Inferno
- First edition
- Author: Larry Niven Jerry Pournelle
- Cover artist: Harry Bennett
- Language: English
- Genre: Fantasy
- Publisher: Pocket Books
- Publication date: 1976
- Publication place: United States
- Media type: Print (hardback & paperback)
- Pages: 237
- ISBN: 0-671-80490-1
- OCLC: 2328489
- Followed by: Escape from Hell

= Inferno (Niven and Pournelle novel) =

1976 novel by Larry Niven

Inferno is a fantasy novel written by Larry Niven and Jerry Pournelle and published in 1976. It was nominated for the 1976 Hugo and Nebula Awards for Best Novel.

==Background==
The book drew inspiration from the geography of Dante's Inferno and the theology of C S Lewis's The Great Divorce, which is that salvation and entry into paradise, via self-knowledge and repentance, can be achieved by all. However, most of Hell's denizens in the novel either deny their sins or feel they deserve their fate.

==Plot summary==

Inferno is based upon the hell described in Dante's Inferno. However, it adds a modern twist to the story. The story is told in the first person by Allen Carpenter (who spelled his name "Carpentier" on his novels), an agnostic science fiction writer who died in a failed attempt to entertain his fans at a science fiction convention party. He finds himself in a Djinn-bottle in the Vestibule on the outer edge to Hell; he spends a vast amount of time there, but is released when he finally calls upon God for mercy. Allen is met by Benito, a Virgil-like figure whose full identity is not immediately apparent. Benito offers to take Allen out of Hell by bringing him to the center.

At first, as Allen and Benito travel through Hell, Allen tries to scientifically rationalize everything he sees, renaming his surroundings as 'Infernoland', a high-tech amusement park some thousand years in the future. It isn't until he sees a man recover from incineration and his own leg heal from a compound fracture that he starts to actually believe that he is in Hell. From this point on, as Allen travels through the inner circles of Hell, he sees how he is guilty of each of the sins in some fashion, commenting to himself that he is in no danger from ditch 3 of circle 8 (simony) only because he has never had any holy offices to sell. At first Allen views the punishments for these sins as far surpassing the crime, repeatedly thinking, "We're in the hands of infinite power and infinite sadism", although he comes more and more to accept the justice of the situation as he realizes that it is their continuing denial of their sins that keeps many of the condemned in hell. Eventually Allen takes over Benito's role in helping reformed souls proceed on to Paradise via Purgatory, allowing Benito to move on towards Purgatory himself. It is revealed that Benito is actually Benito Mussolini, the former dictator of Italy.

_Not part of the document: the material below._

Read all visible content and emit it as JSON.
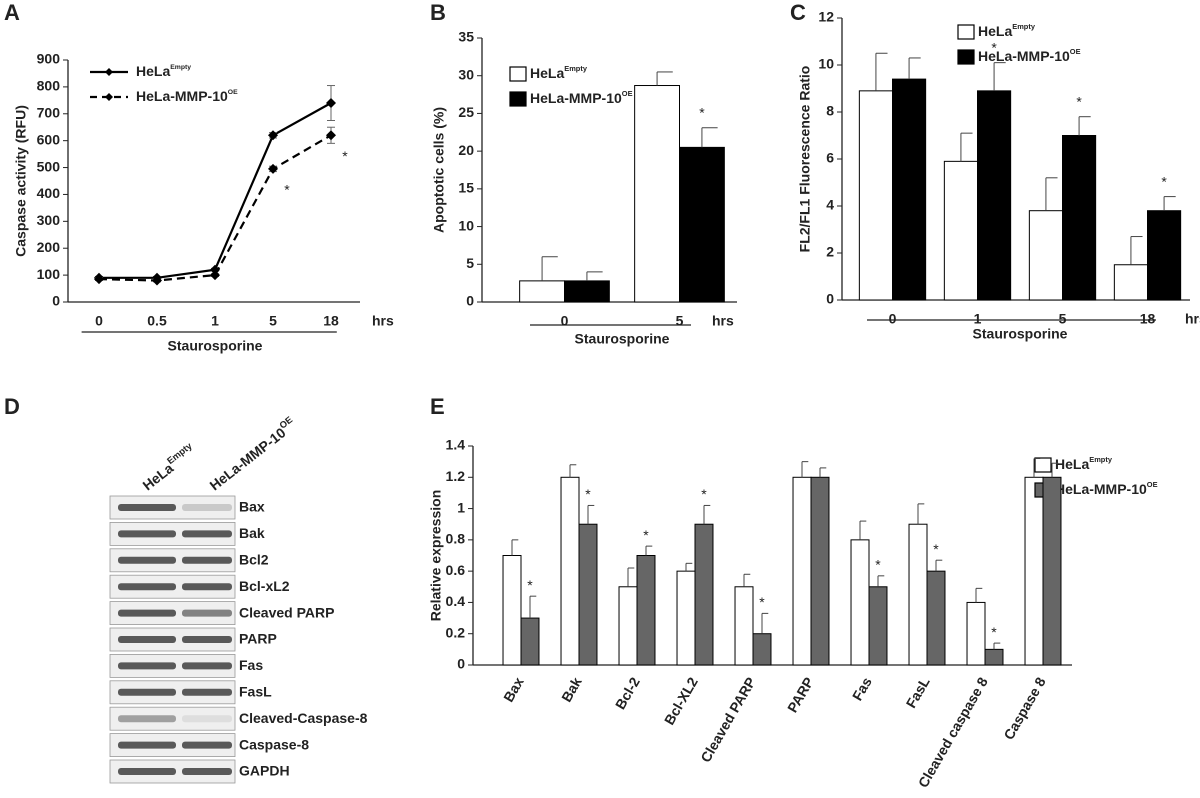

Along the way Allen meets a number of his Californian acquaintances and notable people from history (e.g. Epictetus, Billy the Kid, Jesse James, Bob Ford, L Ron Hubbard, Henry VIII, Vlad the Impaler, Aimee Semple McPherson, William M. Tweed, Al Capone) and from classical mythology (e.g. Hector, Aeneas, Charon, Minos, Phlegyas, Geryon). Due to the long time he spent bottled up in the outer vestibule he also meets some people from the future of 1976, such as a Space Shuttle pilot.

==Reception==
The authors said that Inferno was far more successful than they predicted, and they were told that it inspired a resurgence of interest in Dante amongst college students and a new print release of John Ciardi's translation (whose quotes appear in the novel). Pournelle reported in January 1984 that he and Niven planned to write the script for a text adventure based on the novel.

==Sequel==
The sequel to Inferno, Escape from Hell, was released in February 2009. Its working title was "Dante meets Vatican II".